Tampoco son útiles las valoraciones chismosas contra los que se saltan la norma y luego decir que, si ellos lo hacen, por qué voy a ser yo tan tonto para llevarlas a raja tabla. Las normas se dan para cumplirlas y es un deber cívico hacerlo, precisamente ahora que estamos apreciando mucho más el civismo como un gran valor democrático.

Claro que hay que convivir con el virus, no vamos a estar siempre confinados. Todavía no se acaba el mundo, por eso hay que ir volviendo a la normalidad, pero también hay una cuestión de orden. Lo primero es controlar la epidemia y, cuando esto haya concluido, tiempo habrá de ocuparnos de lo segundo, es decir, de todo lo demás. En todo lo demás se encuentra la economía, que no merece el tratamiento único de ’es la economía, tonto’. Ahora se trata de las vidas salvadas como lo primero. Y después llegará el momento de construir una sociedad justa, sin hambre, ni explotación, ni alienación, por ejemplo. Hay que recordar que esto sigue sin hacerse y es grave, porque nos priva de la esperanza, que no trae necesariamente la globalización.

Hacer un mundo mejor no es ningún mito fundacional, ni una ideología mitológica, pero sí es un panorama utópico y humanista, que se nos abre. Es, acaso, un instrumento simbólico para actuar, haciendo del ser humano el sujeto básico de la esperanza, que nos puede iluminar. Cada vez más nos hunde la idea de la resignación, pero ¿por qué resignarse? No hay que hacerlo hasta que el ser humano sea libre. Y aquí no estoy pensando en las libertades individuales, formales y burguesas, adoptadas hoy por todos las democracias, sino de la auténtica libertad, que ya no necesita un para qué, sino que pone al hombre en el lugar que le corresponde, que no es ni la ceniza ni el polvo, sino la garantía de una vida humana plena y extensiva a la totalidad.

Esta posibilidad humana, que apunta al porvenir esperado, fue calificada por Ernst Bloch como "horizonte ontológico" que orienta a la transformación de la sociedad, porque ya es hora de hacerlo. En este sentido, me da igual esperar para creer que creer para esperar. De una manera o de otra se impone la praxis. "España tiene derecho a la esperanza", decía María Zambrano, y no al delirio, del que todavía muchos siguen haciendo bandera con ínfulas vigorosas, pero artificiales y más que caducas.
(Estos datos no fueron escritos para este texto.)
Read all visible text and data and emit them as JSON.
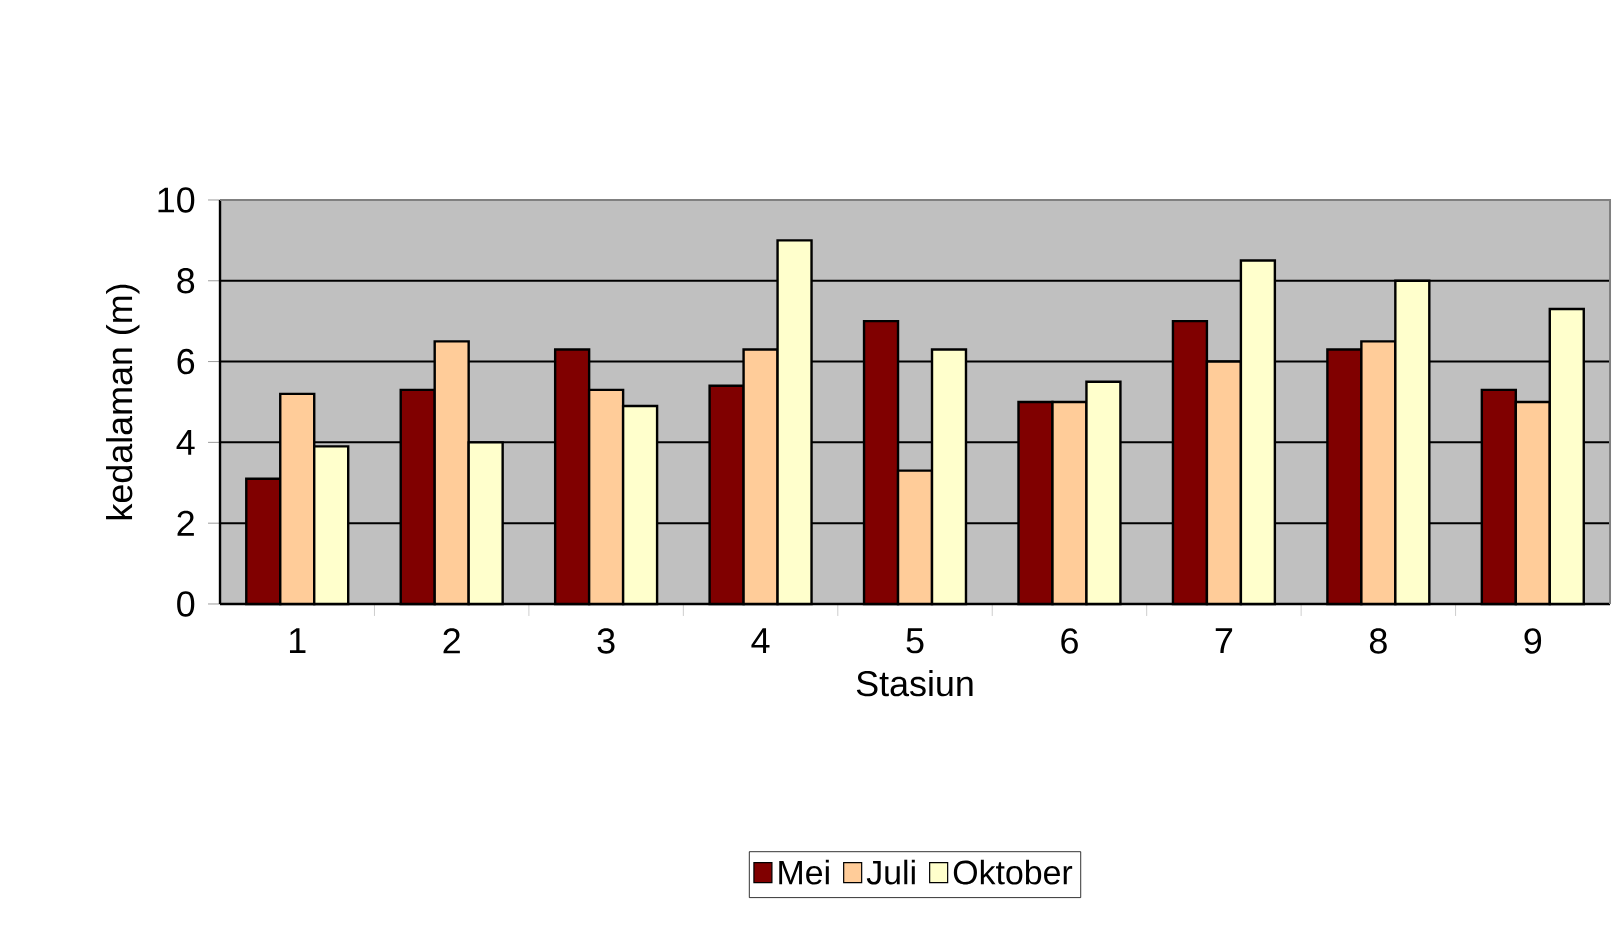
{
  "chart_data": {
    "type": "bar",
    "xlabel": "Stasiun",
    "ylabel": "kedalaman (m)",
    "categories": [
      "1",
      "2",
      "3",
      "4",
      "5",
      "6",
      "7",
      "8",
      "9"
    ],
    "series": [
      {
        "name": "Mei",
        "color": "#800000",
        "values": [
          3.1,
          5.3,
          6.3,
          5.4,
          7.0,
          5.0,
          7.0,
          6.3,
          5.3
        ]
      },
      {
        "name": "Juli",
        "color": "#ffcc99",
        "values": [
          5.2,
          6.5,
          5.3,
          6.3,
          3.3,
          5.0,
          6.0,
          6.5,
          5.0
        ]
      },
      {
        "name": "Oktober",
        "color": "#ffffcc",
        "values": [
          3.9,
          4.0,
          4.9,
          9.0,
          6.3,
          5.5,
          8.5,
          8.0,
          7.3
        ]
      }
    ],
    "ylim": [
      0,
      10
    ],
    "yticks": [
      0,
      2,
      4,
      6,
      8,
      10
    ],
    "grid": "y",
    "legend": "bottom"
  }
}
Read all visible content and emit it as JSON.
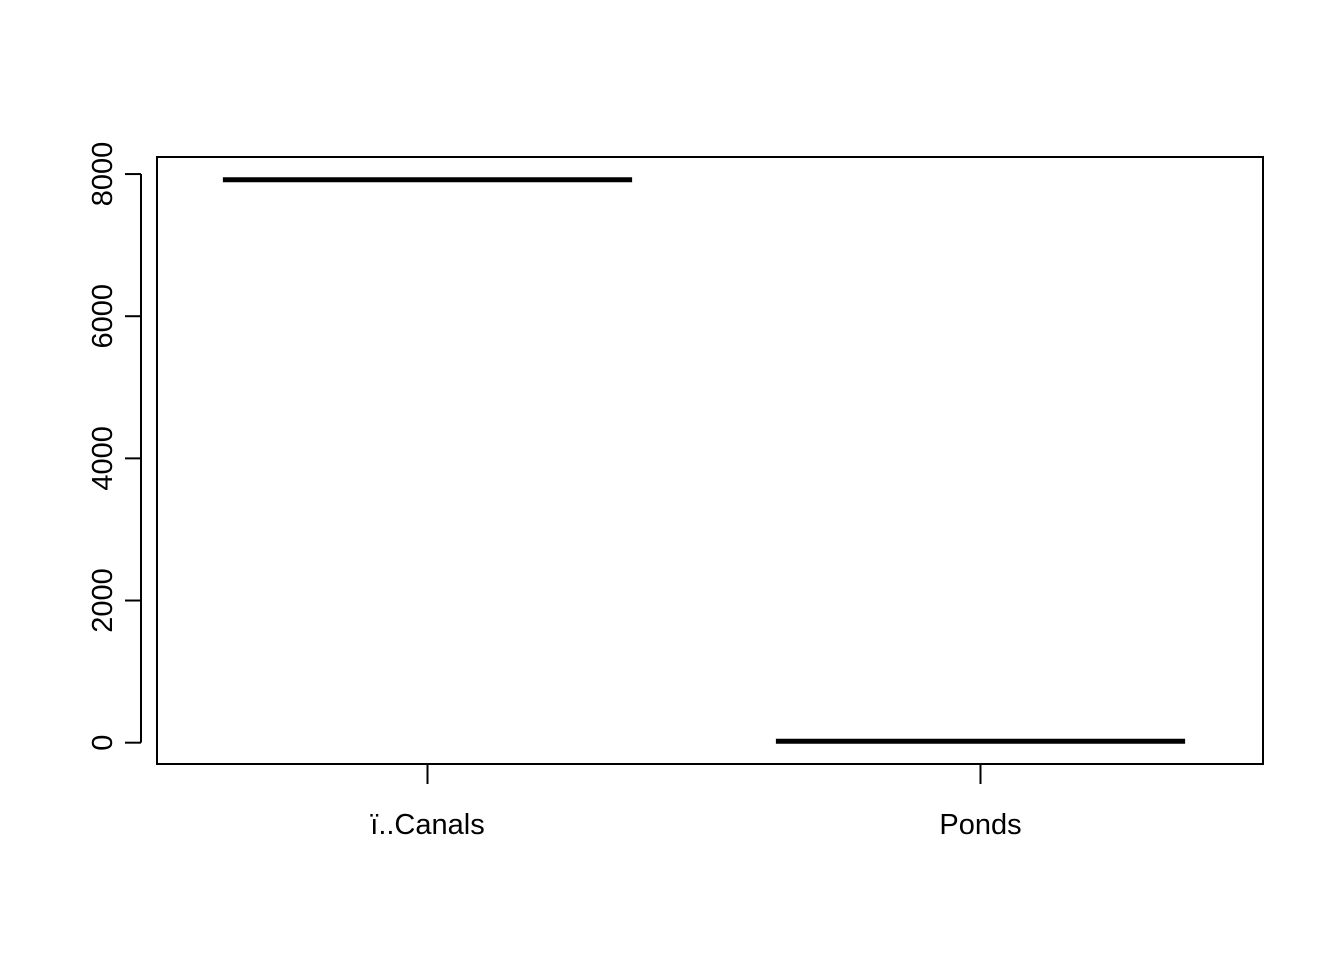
{
  "chart_data": {
    "type": "boxplot",
    "categories": [
      "ï..Canals",
      "Ponds"
    ],
    "values": [
      7920,
      20
    ],
    "title": "",
    "xlabel": "",
    "ylabel": "",
    "yticks": [
      0,
      2000,
      4000,
      6000,
      8000
    ],
    "ylim": [
      -300,
      8240
    ],
    "grid": false,
    "legend": "none"
  }
}
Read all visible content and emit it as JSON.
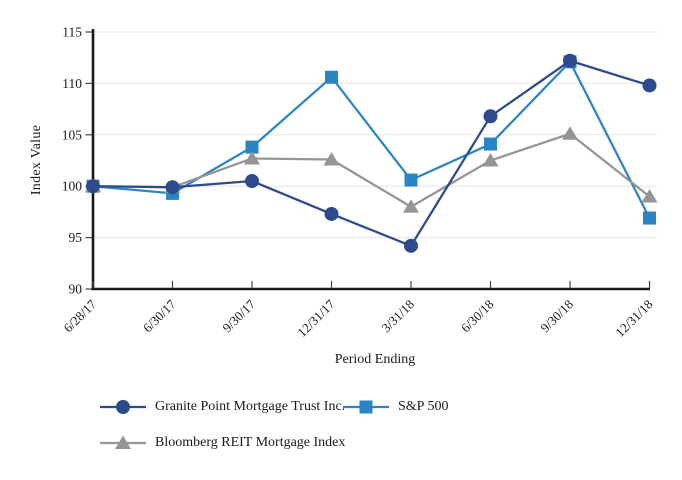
{
  "chart_data": {
    "type": "line",
    "title": "",
    "xlabel": "Period Ending",
    "ylabel": "Index Value",
    "categories": [
      "6/28/17",
      "6/30/17",
      "9/30/17",
      "12/31/17",
      "3/31/18",
      "6/30/18",
      "9/30/18",
      "12/31/18"
    ],
    "ylim": [
      90,
      115
    ],
    "yticks": [
      90,
      95,
      100,
      105,
      110,
      115
    ],
    "grid": "horizontal-light",
    "legend_position": "bottom",
    "series": [
      {
        "name": "Granite Point Mortgage Trust Inc.",
        "marker": "circle",
        "color": "#2c4a8c",
        "z": 3,
        "values": [
          100.0,
          99.9,
          100.5,
          97.3,
          94.2,
          106.8,
          112.2,
          109.8
        ]
      },
      {
        "name": "S&P 500",
        "marker": "square",
        "color": "#2a85c5",
        "z": 1,
        "values": [
          100.0,
          99.3,
          103.8,
          110.6,
          100.6,
          104.1,
          112.1,
          96.9
        ]
      },
      {
        "name": "Bloomberg REIT Mortgage Index",
        "marker": "triangle",
        "color": "#959595",
        "z": 2,
        "values": [
          100.0,
          99.9,
          102.7,
          102.6,
          98.0,
          102.5,
          105.1,
          99.0
        ]
      }
    ],
    "colors": {
      "axis": "#1a1a1a",
      "tick": "#444444",
      "gridline": "#e6e6e6",
      "text": "#1a1a1a"
    }
  }
}
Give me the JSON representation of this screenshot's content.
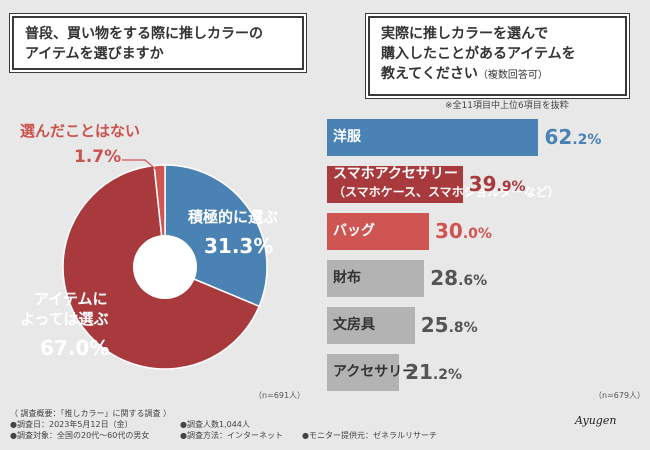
{
  "left_question": {
    "line1": "普段、買い物をする際に推しカラーの",
    "line2": "アイテムを選びますか"
  },
  "right_question": {
    "line1": "実際に推しカラーを選んで",
    "line2": "購入したことがあるアイテムを",
    "line3": "教えてください",
    "line3_note": "（複数回答可）"
  },
  "note": "※全11項目中上位6項目を抜粋",
  "left_n": "（n=691人）",
  "right_n": "（n=679人）",
  "colors": {
    "active": "#4a82b4",
    "item": "#a83a3e",
    "never": "#cf5552",
    "gray": "#b3b3b3"
  },
  "pie_annotations": {
    "never_label": "選んだことはない",
    "never_value": "1.7%",
    "active_label": "積極的に選ぶ",
    "active_value": "31.3%",
    "item_label1": "アイテムに",
    "item_label2": "よっては選ぶ",
    "item_value": "67.0%"
  },
  "chart_data": [
    {
      "type": "pie",
      "title": "普段、買い物をする際に推しカラーのアイテムを選びますか",
      "slices": [
        {
          "label": "積極的に選ぶ",
          "value": 31.3
        },
        {
          "label": "アイテムによっては選ぶ",
          "value": 67.0
        },
        {
          "label": "選んだことはない",
          "value": 1.7
        }
      ],
      "n": "n=691人"
    },
    {
      "type": "bar",
      "orientation": "horizontal",
      "title": "実際に推しカラーを選んで購入したことがあるアイテムを教えてください（複数回答可）",
      "categories": [
        "洋服",
        "スマホアクセサリー（スマホケース、スマホショルダーなど）",
        "バッグ",
        "財布",
        "文房具",
        "アクセサリー"
      ],
      "values": [
        62.2,
        39.9,
        30.0,
        28.6,
        25.8,
        21.2
      ],
      "n": "n=679人",
      "xlim": [
        0,
        100
      ]
    }
  ],
  "bars": [
    {
      "label": "洋服",
      "sub": "",
      "int": "62",
      "dec": ".2%",
      "style": "active"
    },
    {
      "label": "スマホアクセサリー",
      "sub": "（スマホケース、スマホショルダーなど）",
      "int": "39",
      "dec": ".9%",
      "style": "item"
    },
    {
      "label": "バッグ",
      "sub": "",
      "int": "30",
      "dec": ".0%",
      "style": "never"
    },
    {
      "label": "財布",
      "sub": "",
      "int": "28",
      "dec": ".6%",
      "style": "gray"
    },
    {
      "label": "文房具",
      "sub": "",
      "int": "25",
      "dec": ".8%",
      "style": "gray"
    },
    {
      "label": "アクセサリー",
      "sub": "",
      "int": "21",
      "dec": ".2%",
      "style": "gray"
    }
  ],
  "footer": {
    "survey": "（ 調査概要：「推しカラー」に関する調査 ）",
    "date": "●調査日：2023年5月12日（金）",
    "count": "●調査人数1,044人",
    "target": "●調査対象：全国の20代〜60代の男女",
    "method": "●調査方法：インターネット",
    "monitor": "●モニター提供元：ゼネラルリサーチ"
  },
  "signature": "Ayugen"
}
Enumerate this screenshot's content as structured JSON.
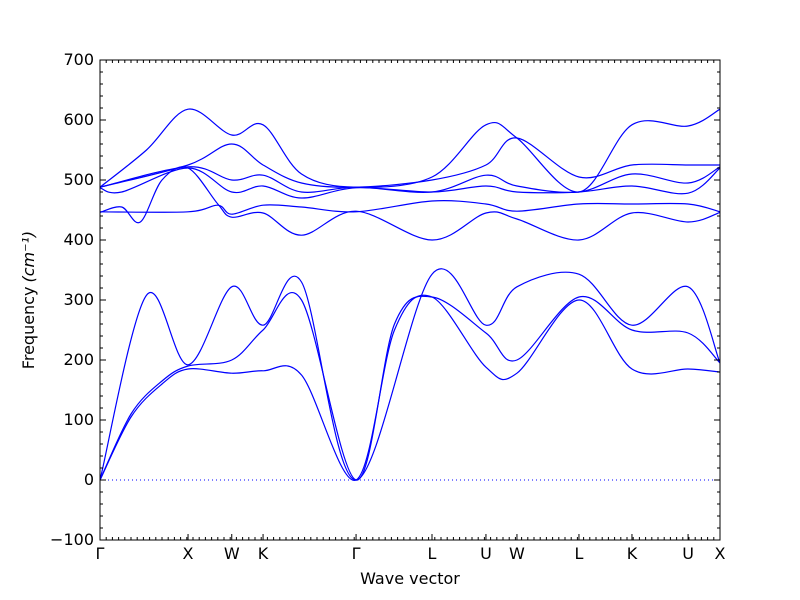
{
  "chart_data": {
    "type": "line",
    "title": "",
    "xlabel": "Wave vector",
    "ylabel": "Frequency",
    "ylabel_unit_math": "(cm⁻¹)",
    "ylim": [
      -100,
      700
    ],
    "xlim": [
      0,
      20
    ],
    "ytick_labels": [
      "−100",
      "0",
      "100",
      "200",
      "300",
      "400",
      "500",
      "600",
      "700"
    ],
    "ytick_values": [
      -100,
      0,
      100,
      200,
      300,
      400,
      500,
      600,
      700
    ],
    "xticks": [
      {
        "label": "Γ",
        "x": 0
      },
      {
        "label": "X",
        "x": 2.84
      },
      {
        "label": "W",
        "x": 4.25
      },
      {
        "label": "K",
        "x": 5.26
      },
      {
        "label": "Γ",
        "x": 8.26
      },
      {
        "label": "L",
        "x": 10.71
      },
      {
        "label": "U",
        "x": 12.45
      },
      {
        "label": "W",
        "x": 13.45
      },
      {
        "label": "L",
        "x": 15.45
      },
      {
        "label": "K",
        "x": 17.16
      },
      {
        "label": "U",
        "x": 18.97
      },
      {
        "label": "X",
        "x": 20
      }
    ],
    "zero_line": {
      "y": 0,
      "style": "dotted"
    },
    "line_color": "#0000ff",
    "series": [
      {
        "x": [
          0,
          1.0,
          2.0,
          2.84,
          4.25,
          5.26,
          6.5,
          8.26,
          9.5,
          10.71,
          12.45,
          13.45,
          15.45,
          17.16,
          18.97,
          20
        ],
        "y": [
          0,
          105,
          160,
          185,
          178,
          182,
          175,
          0,
          250,
          305,
          188,
          178,
          300,
          185,
          185,
          180
        ]
      },
      {
        "x": [
          0,
          1.0,
          2.0,
          2.84,
          4.25,
          5.26,
          6.5,
          8.26,
          9.5,
          10.71,
          12.45,
          13.45,
          15.45,
          17.16,
          18.97,
          20
        ],
        "y": [
          0,
          110,
          165,
          190,
          200,
          250,
          300,
          0,
          260,
          305,
          245,
          200,
          305,
          250,
          245,
          195
        ]
      },
      {
        "x": [
          0,
          1.5,
          2.84,
          4.25,
          5.26,
          6.5,
          8.26,
          10.71,
          12.45,
          13.45,
          15.45,
          17.16,
          18.97,
          20
        ],
        "y": [
          0,
          308,
          192,
          322,
          258,
          330,
          0,
          343,
          258,
          322,
          343,
          258,
          322,
          195
        ]
      },
      {
        "x": [
          0,
          0.7,
          1.3,
          2.0,
          2.84,
          3.8,
          4.25,
          5.26,
          6.5,
          8.26,
          10.71,
          12.45,
          13.45,
          15.45,
          17.16,
          18.97,
          20
        ],
        "y": [
          446,
          455,
          430,
          500,
          520,
          460,
          438,
          445,
          408,
          448,
          400,
          445,
          435,
          400,
          445,
          430,
          446
        ]
      },
      {
        "x": [
          0,
          2.84,
          3.8,
          4.25,
          5.26,
          6.5,
          8.26,
          10.71,
          12.45,
          13.45,
          15.45,
          17.16,
          18.97,
          20
        ],
        "y": [
          447,
          447,
          458,
          443,
          458,
          455,
          447,
          465,
          460,
          448,
          460,
          460,
          460,
          447
        ]
      },
      {
        "x": [
          0,
          0.7,
          2.84,
          4.25,
          5.26,
          6.5,
          8.26,
          10.71,
          12.45,
          13.45,
          15.45,
          17.16,
          18.97,
          20
        ],
        "y": [
          487,
          480,
          520,
          480,
          490,
          470,
          487,
          480,
          490,
          480,
          480,
          490,
          478,
          520
        ]
      },
      {
        "x": [
          0,
          2.84,
          4.25,
          5.26,
          6.5,
          8.26,
          10.71,
          12.45,
          13.45,
          15.45,
          17.16,
          18.97,
          20
        ],
        "y": [
          488,
          522,
          500,
          508,
          480,
          488,
          480,
          508,
          490,
          480,
          510,
          495,
          522
        ]
      },
      {
        "x": [
          0,
          2.84,
          4.25,
          5.26,
          6.5,
          8.26,
          10.71,
          12.45,
          13.45,
          15.45,
          17.16,
          18.97,
          20
        ],
        "y": [
          488,
          525,
          560,
          525,
          495,
          488,
          500,
          525,
          570,
          505,
          525,
          525,
          525
        ]
      },
      {
        "x": [
          0,
          1.5,
          2.84,
          4.25,
          5.26,
          6.5,
          8.26,
          10.71,
          12.45,
          13.45,
          15.45,
          17.16,
          18.97,
          20
        ],
        "y": [
          488,
          550,
          618,
          575,
          592,
          510,
          488,
          505,
          592,
          570,
          480,
          592,
          590,
          618
        ]
      }
    ]
  }
}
Si somos personas prudentes no debemos hablar mucho, pero tampoco podemos callar ante lo irracional y las certezas contundentes, que algunos se empeñan en mantener. Así continúa el encarnizamiento y el odio entre nosotros.

En la actualidad, la esperanza no es optimista, hay que completarla con la ética de la responsabilidad por el futuro. Vana será la esperanza, si no la orientamos al futuro, continuando la vida en la tierra, mediante el respeto a la naturaleza. De lo contrario, caminaremos al desastre. Es el propio peligro incluido el que nos hará trabajar por el control de la pandemia, manteniendo de este modo la esperanza. Responsabilidad para poder tener esperanza. Sin responsabilidad, no será posible. Esto es fácil de decir, pero más difícil de cumplir. ¿Nos empeñaremos en no ser responsables cuando nos va la vida en ello?